I. La hijama ou la saignée par ventouse

La hijama ou la saignée par ventouses (cupping en anglais) consiste à extraire du sang d’endroits déterminés du corps par des égratignures.
C’est l’un des plus anciens arts de soigner qu’a connu l’humanité. Son histoire remonte à des milliers d’années.
Des sculptures se rapportant à la saignée datent des pharaons puisqu’on trouve dans le temple Comombo en Egypte, le plus grand hôpital de l’époque, la sculpture d’un verre utilisé pour retirer le sang de la peau.
La saignée par ventouse a été utilisée et étudiée par les chinois dans le livre de l’empereur jaune comme thérapie des maladies internes depuis 4000 ans environ.
Les grecques et les arabes avant l’islam connaissaient ce mode de traitement. A sa venue, le prophète Mohammed (Salut et bénédiction sur lui) a approuvé, pratiqué et conseillé l’usage de cette technique thérapeutique. Il a dit : « S’il y a quelque chose de véritablement guérissant parmi toutes vos médications, c’est bien la saignée par ventouse ou le miel d’abeille ou la cautérisation, et je n’aime pas être cautérisé. » Et tous les jurisconsultes musulmans tels Boukhari, Mouslim… s’accordent pour citer les nombreux hadiths authentiques du Prophète (Salut et bénédiction sur lui), concernant la saignée (hijama).
Cette pratique a été reprise par les compagnons du Prophète (Salut et bénédiction sur lui) puis, vu l’intérêt qu’elle présente, adoptée jusqu’à aujourd’hui.
Nombreux sont les auteurs d’ouvrages médicaux islamiques anciens qui ont étudié la saignée et ces vertus thérapeutiques. Nous citons entre autres, Al Zahraoui, Mouafaq Addine Al Baghdadi, Ibn Al Qayim, Ibn Sinae (Avicenne), Assuyûtï …
Les universités de médecine Andalouses enseignaient également cette technique qu’est la saignée par ventouses tel qu’elle a été émise par le Prophète (Salut et bénédiction sur lui). Et la hijama a été transmise aux européens grâce aux universités de l’Andalousie. Elle a eu droit de cité en Europe jusqu’à la fin du 19ème siècle.
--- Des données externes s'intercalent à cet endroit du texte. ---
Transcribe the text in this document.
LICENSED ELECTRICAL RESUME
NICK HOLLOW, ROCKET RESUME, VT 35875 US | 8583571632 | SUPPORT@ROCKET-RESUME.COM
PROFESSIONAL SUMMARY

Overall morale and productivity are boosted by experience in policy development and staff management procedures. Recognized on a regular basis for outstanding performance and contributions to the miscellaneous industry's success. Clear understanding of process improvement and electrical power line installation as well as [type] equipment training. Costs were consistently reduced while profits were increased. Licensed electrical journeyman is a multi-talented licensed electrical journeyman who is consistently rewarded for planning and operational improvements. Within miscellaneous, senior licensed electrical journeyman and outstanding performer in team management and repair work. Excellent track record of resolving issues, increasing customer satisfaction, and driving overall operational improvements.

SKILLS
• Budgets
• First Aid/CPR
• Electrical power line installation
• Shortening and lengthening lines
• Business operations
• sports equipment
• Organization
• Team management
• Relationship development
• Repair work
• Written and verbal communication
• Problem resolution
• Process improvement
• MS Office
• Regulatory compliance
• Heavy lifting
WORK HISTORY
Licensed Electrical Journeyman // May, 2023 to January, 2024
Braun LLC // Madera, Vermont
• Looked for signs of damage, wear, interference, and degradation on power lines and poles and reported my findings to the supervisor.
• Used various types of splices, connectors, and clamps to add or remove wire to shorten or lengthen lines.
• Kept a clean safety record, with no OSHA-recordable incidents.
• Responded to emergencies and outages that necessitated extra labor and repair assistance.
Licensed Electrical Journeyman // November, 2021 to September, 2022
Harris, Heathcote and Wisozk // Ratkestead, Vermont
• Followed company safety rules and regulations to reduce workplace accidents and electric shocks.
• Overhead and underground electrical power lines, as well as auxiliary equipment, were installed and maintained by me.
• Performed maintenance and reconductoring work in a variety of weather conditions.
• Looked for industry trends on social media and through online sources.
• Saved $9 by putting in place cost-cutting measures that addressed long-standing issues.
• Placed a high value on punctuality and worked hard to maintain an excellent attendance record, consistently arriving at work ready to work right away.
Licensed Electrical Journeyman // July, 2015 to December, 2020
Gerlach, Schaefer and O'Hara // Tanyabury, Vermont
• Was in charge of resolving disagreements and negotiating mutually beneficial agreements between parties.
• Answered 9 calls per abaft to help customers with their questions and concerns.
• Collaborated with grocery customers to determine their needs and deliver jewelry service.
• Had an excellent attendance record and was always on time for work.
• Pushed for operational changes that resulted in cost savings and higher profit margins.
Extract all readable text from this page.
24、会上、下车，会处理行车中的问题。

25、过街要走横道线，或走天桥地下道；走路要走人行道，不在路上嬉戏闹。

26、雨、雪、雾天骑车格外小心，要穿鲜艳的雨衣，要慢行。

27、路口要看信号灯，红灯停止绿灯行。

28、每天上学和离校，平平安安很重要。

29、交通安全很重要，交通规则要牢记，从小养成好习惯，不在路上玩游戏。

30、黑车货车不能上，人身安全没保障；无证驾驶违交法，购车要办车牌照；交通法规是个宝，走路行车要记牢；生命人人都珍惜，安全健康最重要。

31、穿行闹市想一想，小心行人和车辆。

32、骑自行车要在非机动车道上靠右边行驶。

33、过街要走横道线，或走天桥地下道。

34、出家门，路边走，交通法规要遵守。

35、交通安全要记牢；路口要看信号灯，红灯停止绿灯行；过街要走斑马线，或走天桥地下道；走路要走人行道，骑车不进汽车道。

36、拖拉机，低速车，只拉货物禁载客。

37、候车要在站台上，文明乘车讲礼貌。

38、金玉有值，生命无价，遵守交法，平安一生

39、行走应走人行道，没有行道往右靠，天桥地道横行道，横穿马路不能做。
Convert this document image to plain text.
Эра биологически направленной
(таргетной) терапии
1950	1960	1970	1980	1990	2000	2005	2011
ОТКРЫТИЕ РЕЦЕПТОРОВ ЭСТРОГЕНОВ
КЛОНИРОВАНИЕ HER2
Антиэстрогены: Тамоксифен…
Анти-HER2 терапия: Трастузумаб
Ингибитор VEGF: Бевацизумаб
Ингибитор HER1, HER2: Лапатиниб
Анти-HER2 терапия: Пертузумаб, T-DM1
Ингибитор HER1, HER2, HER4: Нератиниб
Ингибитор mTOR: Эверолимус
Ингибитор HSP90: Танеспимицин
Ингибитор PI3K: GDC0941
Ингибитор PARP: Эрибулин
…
À partir du 20ème siècle, le recours à cette technique thérapeutique a disparu avec le développement de la médecine contemporaine. Avec la découverte des médicaments certes, à base chimique, on la croyait tombée en désuétude. Mais lorsqu’on s’est trouvé confronté à des pathologies nouvelles sans solutions et à d’autres maladies causées par les produits chimiques, la pollution et mêmes par les effets nocifs des médicaments chimiques. Les médecins se sont alors référés, entre autres, à la médecine parallèle dont la hijama.
De ce fait, de nouvelles écoles ont vu le jour et adopté la hijama. Voyant des résultats plus que concluant aux États-Unis et dans certains pays Européens (comme l’Allemagne et l’Angleterre), la pratique de la hijama s’est propagée. Par exemple, 38 états ont ouvert des cliniques pratiquant la saignée par ventouses comme technique thérapeutique.
La saignée par ventouses est étudiée dans les manuels de médecine aux États-Unis sous le nom de « cupping therapy » et considérée comme une matière importante dans les facultés de médecine. En Allemagne, on l’appelle FASK.
Ce qui étonne est que cette « Sunna » (tradition prophétique) est revivifiée par des non-musulmans qui, aux États-Unis, en Allemagne et dans d’autres pays, se l’approprient ou l’attribuent aux chinois. Or sa diffusion sur les bases scientifiques et techniques actuelles revient au Prophète Mohammed (Salut et Bénédiction soit sur lui) puis ses compagnons et ceux qui les ont suivis, depuis plus de 1400 ans.
Avant d’examiner l’aspect extraordinaire voire miraculeux de la hijama rapporté par le prophète, il convient de donner une définition plus précise de la Hijama. Cette dernière consiste en des égratignures à l’aide d’un bistouri, permettant le saignement à certains endroits du corps. Ces blessures légères qui provoquent le saignement se font toujours, initialement, au niveau de la 7ème vertèbre cervicale. En plus de cette région du corps d’autres points sont rajoutées selon les maladies.
La saignée se fait à l’aide de verres vidés d’air mis à l’endroit égratigné, ce qui permet la succion (suite à la pression négative), d’où l’aspiration du sang. Le matériel de la saignée est simple : il consiste en un certain nombre de verres, un bistouri (ou rasoir) et des produits désinfectants.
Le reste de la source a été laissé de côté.